I personally prefer works that combine comedy and tragedy. One example is "A Good Man Is Hard to Find," by Flannery O'Connor. Another example is "Guests of the Nation," by Frank O'Connor. Works such as these strike me as especially rich and moving because they seem to do the most justice to the real complexities of life.
This is something I try to convey to my students, who many times don't understand why we are reading books about people in a time and place much different from the lives they live. Even if a book doesn't spark any emotions whatsoever (thought I think most do to some extent) it can still have an impact on our lives. A novel can help us see perspectives on things we may not have been able to understand before. Fiction, though it's not based entirely on truth, can still teach us about other people and other cultures more than any textbook can. Personally, I didn't understand anything about the middle east until I read The Kite Runner and A Thousand Splendid Suns. Literature can open our minds to so many things and help us to better understand the world around us.
A good book can certainly affect me! Sometimes I read a book that makes me consider a topic from a new perspective. Sometimes I challenge my intellect and come out smarter for having pushed myself to read something more demanding than normal. Sometimes I so enjoy the storytelling or the plot that I can hardly wait to share the title with all my friends in the hopes that someone can read it and then we can talk about it! All of those are effects on me as a reader.
Literature can affect an entire society, too, on occasion. Uncle Tom's Cabin (Stowe) is one example, and J'Accuse (Zola) is another. This is rare, though, and for the most part, literature affects us on an individual level, allowing us to look within ourselves better or to learn something about the world outside ourselves. I do think that younger readers are often more greatly affected by literature. When I was a teen and in my early twenties, I was more profoundly influenced by what I read, I think because I was just beginning to formulate my ideas about myself and the world. I will say that when I read something with a tragic ending, it can make me depressed for quite some time, and a happy ending can certainly still lift my spirits.
I think literature only has the ability to affect the lives of people who really get into the books they read. You have to have a certain type of personality, I think, to care so much about characters in literature that your life is affected by them. Unless you have that sort of personality, I don't think literature can change your life.

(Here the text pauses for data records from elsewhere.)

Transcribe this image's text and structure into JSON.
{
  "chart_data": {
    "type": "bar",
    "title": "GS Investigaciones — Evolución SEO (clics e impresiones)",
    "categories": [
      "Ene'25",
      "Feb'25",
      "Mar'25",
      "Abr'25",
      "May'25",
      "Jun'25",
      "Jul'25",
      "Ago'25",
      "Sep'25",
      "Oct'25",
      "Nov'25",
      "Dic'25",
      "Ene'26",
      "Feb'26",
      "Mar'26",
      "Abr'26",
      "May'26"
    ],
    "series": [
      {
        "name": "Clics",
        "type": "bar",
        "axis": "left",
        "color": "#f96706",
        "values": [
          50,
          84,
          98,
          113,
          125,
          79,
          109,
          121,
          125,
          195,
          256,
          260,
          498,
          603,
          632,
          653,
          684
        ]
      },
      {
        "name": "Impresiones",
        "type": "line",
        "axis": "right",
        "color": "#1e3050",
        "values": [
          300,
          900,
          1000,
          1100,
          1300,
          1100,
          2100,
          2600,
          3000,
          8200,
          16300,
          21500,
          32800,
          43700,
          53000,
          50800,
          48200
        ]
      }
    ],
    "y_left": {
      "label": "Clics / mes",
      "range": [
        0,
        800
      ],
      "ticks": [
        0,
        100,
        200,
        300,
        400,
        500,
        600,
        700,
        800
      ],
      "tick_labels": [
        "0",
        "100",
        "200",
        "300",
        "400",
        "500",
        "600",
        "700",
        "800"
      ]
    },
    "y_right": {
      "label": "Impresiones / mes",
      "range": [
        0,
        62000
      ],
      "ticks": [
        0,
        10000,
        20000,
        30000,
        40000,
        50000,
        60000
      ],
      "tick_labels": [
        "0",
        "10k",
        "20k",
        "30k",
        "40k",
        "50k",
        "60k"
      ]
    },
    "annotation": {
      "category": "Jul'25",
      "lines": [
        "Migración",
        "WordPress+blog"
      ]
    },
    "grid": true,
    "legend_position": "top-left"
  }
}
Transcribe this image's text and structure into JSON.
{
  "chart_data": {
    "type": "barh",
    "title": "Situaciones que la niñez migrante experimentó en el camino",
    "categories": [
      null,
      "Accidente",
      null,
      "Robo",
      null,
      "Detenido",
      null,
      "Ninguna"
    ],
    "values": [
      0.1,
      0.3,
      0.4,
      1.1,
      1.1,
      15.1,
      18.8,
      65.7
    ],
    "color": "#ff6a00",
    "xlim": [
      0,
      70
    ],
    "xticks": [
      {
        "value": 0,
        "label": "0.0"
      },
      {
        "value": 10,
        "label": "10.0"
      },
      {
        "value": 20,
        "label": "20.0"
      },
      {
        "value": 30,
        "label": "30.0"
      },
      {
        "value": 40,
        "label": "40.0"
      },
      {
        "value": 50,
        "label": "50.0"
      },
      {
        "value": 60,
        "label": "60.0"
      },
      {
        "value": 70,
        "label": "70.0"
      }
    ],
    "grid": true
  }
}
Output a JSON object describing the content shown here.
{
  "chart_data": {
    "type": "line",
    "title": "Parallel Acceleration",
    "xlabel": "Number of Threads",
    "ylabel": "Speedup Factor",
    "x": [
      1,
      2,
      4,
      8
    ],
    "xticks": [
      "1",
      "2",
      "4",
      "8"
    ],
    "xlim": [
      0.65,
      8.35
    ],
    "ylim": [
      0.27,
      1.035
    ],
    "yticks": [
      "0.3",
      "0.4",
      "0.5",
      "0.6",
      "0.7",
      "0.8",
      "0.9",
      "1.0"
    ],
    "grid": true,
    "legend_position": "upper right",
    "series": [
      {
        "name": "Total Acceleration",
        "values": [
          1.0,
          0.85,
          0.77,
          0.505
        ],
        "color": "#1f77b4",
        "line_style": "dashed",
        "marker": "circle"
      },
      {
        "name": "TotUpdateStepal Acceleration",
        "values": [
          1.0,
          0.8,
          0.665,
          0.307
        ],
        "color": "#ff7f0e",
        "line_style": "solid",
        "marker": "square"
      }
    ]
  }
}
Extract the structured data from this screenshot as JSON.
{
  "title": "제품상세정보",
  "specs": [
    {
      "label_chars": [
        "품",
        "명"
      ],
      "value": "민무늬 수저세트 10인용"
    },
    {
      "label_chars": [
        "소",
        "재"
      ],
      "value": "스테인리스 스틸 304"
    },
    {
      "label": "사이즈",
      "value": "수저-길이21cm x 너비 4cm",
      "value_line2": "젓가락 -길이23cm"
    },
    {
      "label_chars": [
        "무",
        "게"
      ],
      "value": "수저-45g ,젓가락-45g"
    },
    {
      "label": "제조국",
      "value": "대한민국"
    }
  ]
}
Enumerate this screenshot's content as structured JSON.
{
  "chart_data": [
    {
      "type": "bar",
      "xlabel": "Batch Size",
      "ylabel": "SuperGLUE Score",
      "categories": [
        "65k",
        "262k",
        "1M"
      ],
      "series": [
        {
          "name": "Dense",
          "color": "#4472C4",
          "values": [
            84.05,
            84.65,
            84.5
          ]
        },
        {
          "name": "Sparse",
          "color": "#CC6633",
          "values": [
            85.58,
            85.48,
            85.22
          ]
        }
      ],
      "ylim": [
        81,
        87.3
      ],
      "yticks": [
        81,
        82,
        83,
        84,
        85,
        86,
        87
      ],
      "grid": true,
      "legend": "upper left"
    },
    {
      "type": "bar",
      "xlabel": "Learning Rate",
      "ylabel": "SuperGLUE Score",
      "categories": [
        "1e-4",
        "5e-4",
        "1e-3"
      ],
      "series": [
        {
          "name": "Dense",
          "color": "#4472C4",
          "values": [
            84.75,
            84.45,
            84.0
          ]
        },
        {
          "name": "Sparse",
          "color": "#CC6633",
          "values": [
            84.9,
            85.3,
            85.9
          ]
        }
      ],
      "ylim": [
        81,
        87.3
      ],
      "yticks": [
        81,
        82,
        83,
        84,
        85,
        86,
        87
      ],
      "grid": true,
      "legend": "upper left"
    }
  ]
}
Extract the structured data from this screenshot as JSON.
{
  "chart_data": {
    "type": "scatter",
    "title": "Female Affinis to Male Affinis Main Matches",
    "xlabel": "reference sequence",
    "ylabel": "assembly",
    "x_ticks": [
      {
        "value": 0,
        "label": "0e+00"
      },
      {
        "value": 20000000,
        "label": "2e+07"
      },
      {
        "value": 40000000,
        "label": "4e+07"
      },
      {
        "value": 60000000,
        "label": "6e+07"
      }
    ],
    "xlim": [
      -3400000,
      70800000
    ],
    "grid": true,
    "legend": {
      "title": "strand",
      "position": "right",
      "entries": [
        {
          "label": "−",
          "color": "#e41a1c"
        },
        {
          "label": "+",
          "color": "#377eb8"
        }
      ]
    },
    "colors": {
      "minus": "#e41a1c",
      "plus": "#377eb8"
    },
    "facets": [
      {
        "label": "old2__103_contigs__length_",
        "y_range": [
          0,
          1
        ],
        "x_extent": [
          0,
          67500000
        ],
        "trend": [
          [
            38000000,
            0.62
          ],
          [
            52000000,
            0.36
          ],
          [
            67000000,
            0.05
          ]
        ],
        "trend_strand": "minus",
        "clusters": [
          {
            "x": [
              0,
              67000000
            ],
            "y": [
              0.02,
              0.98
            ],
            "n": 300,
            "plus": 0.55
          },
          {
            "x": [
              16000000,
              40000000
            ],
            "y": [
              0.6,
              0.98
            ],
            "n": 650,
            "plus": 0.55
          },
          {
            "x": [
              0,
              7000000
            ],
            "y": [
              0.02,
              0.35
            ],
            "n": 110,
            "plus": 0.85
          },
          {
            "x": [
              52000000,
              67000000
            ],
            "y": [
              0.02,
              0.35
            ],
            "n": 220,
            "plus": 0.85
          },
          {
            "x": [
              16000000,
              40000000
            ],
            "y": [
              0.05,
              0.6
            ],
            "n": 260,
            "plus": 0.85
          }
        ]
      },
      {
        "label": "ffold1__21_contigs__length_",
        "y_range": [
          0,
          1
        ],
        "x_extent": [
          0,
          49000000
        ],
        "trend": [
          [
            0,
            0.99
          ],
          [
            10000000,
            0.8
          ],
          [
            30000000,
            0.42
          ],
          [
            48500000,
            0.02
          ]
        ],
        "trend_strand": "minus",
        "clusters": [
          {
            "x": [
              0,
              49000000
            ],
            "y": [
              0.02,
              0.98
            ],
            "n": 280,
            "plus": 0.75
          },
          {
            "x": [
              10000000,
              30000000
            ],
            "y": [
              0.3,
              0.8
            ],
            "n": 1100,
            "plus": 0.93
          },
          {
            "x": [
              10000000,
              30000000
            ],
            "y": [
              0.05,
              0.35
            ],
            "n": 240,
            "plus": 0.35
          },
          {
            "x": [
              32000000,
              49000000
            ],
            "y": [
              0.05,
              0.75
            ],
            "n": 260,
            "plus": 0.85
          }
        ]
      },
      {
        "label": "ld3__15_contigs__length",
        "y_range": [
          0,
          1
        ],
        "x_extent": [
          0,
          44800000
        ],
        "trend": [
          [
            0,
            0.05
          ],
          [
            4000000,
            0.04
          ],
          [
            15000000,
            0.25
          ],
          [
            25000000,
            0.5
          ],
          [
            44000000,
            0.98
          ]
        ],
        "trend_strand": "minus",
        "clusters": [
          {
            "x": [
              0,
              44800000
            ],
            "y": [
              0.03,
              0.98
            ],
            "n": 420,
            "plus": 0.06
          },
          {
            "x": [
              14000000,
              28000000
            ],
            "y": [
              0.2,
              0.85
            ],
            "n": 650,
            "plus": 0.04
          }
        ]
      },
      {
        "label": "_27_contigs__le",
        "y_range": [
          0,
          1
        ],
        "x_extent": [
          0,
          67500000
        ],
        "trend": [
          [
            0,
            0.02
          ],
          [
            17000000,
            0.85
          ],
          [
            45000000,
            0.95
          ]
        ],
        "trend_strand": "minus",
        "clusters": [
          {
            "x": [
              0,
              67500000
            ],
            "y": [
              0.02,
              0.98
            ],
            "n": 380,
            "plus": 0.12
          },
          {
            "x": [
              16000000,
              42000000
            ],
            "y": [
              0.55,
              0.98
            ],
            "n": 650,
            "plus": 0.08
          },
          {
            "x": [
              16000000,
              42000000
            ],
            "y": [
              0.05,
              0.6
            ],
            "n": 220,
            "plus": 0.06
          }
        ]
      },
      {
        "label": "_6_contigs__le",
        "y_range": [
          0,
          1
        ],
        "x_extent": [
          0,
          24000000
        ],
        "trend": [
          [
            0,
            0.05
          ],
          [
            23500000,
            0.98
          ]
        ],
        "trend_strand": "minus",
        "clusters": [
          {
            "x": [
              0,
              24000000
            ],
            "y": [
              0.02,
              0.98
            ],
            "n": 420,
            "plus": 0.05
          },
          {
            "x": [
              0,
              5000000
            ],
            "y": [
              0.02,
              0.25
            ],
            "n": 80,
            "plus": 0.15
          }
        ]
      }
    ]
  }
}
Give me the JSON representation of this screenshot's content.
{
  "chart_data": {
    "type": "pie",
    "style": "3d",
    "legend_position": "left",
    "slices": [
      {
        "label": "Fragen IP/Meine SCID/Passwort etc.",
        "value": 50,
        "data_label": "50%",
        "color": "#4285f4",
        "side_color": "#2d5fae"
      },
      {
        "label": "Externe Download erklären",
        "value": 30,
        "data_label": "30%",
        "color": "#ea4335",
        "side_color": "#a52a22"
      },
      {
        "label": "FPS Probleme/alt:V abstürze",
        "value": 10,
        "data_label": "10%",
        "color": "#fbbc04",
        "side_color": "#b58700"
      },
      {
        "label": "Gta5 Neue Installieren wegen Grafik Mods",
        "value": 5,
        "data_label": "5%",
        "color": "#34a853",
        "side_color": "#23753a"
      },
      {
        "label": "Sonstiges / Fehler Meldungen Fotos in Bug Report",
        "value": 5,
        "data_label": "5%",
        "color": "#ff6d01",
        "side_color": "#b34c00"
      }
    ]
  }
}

I think all literature has the potential to affect people by allowing us to read and relate to things going on in the text. I'm not sure there are many novels that have been life changing on a global scale, but everyone who reads can name at least one or two books that really made us think differently, or brought our attention to something that we had not thought about before.
Whether tragedy or books with happy endings, good literature has the potential to spark real human emotions and possibly cause readers to experience something through words that they have not experienced in real life. This then opens the door for thought and discussion which challenges us and others.